The Media Machine was an integral part of the 6th Moscow Biennale’s main project — for ten days the bloggers, photographers and cameramen documented what was happening in the VDNKh’s central pavilion. Below are the video interviews with the artists who participated in the 6th Moscow Biennale.
Els Dietvorst
The graphic artist, writer and filmmaker Els Dietvorst created a metaphor, as she described it, for war, human transcendence, respect, and migration. She talks about two of her works that were presented at the Biennale. First is her poetic film made in the genre of “creative documentary”, based on the farmers' stories she gathered a small Irish village, then rewrote and reenacted. The second one is a huge skull that was created in cooperation with other participants of the show.
Rana Hamadeh
Rana Hamadeh’s performance ‘Can You Pull In An Actor With A Fishhook Or Tie Down His Tongue With A Rope?” has organically transformed into a conversation between the artist and curator Defne Ayas, where the former clarified the background of her own work. This performance is a part of a larger series “Alien Encounters” that were influenced by such notions as “contagion”, “infection”, “hygiene”, “immunity”, and “resistance”. The last term also signifies institution of political resistance that in the Middle East was used as a pretext for military oppression. Trying to overcome or circumvent the discursive impasse that precludes one from talking about the violence in that region, she recourses to the Shiite ideas and particularly to the ceremony of Ashura that gives voice to the oppressed. The main claim of Hamadeh could be summarised in her ambiguous statement: “Justice is an extent to which one could access dramatic means of representation.”
Leon Kahane
Berlin-based artist Leon Kahane describes ideas behind his ballet performance that he enacted every day of the Biennale in the main room of the Central pavilion. His piece reflects on his own role as an artist from Western Europe who has been invited to work in Russia during the current political confrontation. He decided to play with the distinction between liberal arts (contemporary art and performance in this case) and high culture (particularly, ballet), by publicly learning to dance with a professional teacher. By doing this he clashes two paradigms: the idea of perfection and traditionalism implicit in high culture and reflection and gathering inherent in liberal arts in such a way that the former could be transformed.
Augustas Serapinas
Artist Augustas Serapinas — whose contribution for the Biennale was a tea room built within the scaffolding construction hidden behind a huge painting by another participant — shares with Maya Van Leemput his impressions of the discussion he attended.
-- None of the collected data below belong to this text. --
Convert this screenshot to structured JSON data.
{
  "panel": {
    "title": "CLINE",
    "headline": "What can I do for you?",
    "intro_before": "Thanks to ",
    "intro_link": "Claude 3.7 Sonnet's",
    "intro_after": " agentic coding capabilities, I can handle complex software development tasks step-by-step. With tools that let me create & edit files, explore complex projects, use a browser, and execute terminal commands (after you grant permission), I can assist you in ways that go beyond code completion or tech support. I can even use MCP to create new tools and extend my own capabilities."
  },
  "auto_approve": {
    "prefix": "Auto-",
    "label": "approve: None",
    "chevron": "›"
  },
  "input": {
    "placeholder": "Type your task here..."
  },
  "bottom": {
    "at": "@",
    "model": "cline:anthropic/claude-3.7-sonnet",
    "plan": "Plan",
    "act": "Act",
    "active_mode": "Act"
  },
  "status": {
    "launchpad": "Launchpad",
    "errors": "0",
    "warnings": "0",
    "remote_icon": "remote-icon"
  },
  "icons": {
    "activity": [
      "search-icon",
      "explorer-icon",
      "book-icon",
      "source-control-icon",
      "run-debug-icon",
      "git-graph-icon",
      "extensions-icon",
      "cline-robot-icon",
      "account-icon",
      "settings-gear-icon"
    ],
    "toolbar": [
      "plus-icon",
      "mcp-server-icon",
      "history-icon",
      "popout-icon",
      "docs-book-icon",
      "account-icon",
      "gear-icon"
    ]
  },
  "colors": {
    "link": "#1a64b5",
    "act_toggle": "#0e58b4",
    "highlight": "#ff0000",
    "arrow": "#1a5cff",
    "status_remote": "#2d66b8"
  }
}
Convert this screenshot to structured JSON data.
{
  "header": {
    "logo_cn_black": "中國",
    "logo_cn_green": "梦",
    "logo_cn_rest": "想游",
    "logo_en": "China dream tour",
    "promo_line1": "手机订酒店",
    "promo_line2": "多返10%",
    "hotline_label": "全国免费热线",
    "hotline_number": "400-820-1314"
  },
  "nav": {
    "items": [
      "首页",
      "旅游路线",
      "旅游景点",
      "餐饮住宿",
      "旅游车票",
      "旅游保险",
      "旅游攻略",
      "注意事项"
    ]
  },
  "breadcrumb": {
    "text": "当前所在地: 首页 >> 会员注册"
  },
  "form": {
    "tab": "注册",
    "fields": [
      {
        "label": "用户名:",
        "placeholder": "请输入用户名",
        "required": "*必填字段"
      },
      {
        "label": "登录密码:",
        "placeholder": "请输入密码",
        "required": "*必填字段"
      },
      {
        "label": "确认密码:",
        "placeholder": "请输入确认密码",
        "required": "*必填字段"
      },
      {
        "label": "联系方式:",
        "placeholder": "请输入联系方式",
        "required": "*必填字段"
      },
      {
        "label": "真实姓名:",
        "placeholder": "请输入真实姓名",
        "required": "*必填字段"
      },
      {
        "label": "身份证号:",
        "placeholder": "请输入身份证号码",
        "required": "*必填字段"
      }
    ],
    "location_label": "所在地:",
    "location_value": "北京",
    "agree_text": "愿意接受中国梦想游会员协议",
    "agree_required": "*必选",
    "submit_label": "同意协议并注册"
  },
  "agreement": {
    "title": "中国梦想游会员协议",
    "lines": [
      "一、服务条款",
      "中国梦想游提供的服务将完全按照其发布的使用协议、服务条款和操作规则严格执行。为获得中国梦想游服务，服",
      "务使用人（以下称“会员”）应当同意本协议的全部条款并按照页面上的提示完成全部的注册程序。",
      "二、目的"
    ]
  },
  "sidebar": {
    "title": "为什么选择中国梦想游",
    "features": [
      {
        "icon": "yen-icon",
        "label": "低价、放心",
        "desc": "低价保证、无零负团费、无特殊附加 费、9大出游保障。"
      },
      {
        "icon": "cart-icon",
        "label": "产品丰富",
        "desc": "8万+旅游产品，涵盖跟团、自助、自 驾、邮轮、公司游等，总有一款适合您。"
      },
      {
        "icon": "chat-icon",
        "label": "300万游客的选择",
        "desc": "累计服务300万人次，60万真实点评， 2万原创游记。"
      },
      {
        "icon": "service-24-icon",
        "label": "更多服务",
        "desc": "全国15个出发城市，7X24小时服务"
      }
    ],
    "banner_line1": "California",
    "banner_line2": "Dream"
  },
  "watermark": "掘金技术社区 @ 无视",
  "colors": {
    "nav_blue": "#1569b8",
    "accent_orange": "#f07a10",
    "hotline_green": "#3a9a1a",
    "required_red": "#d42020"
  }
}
He speaks of the following paradox: notwithstanding that different spheres of knowledge such as technology, politics, and economy constantly move foreword, we start to forget things. Serapinas hopes that he would not lose his capacity of communicating with others, he also states that our past defines our present.
Babi Badalov
The French-Azerbaijani artist Babi Badalov talks about his admiration for the Russian culture and society, but adds that he does not understand — and in fact is very upset with — its recent politics. Particularly, he touches on the phenomenon of Russian machismo (especially in the international politics), which is aggressive, inflexible and does not want to establish any productive dialogue with Europe.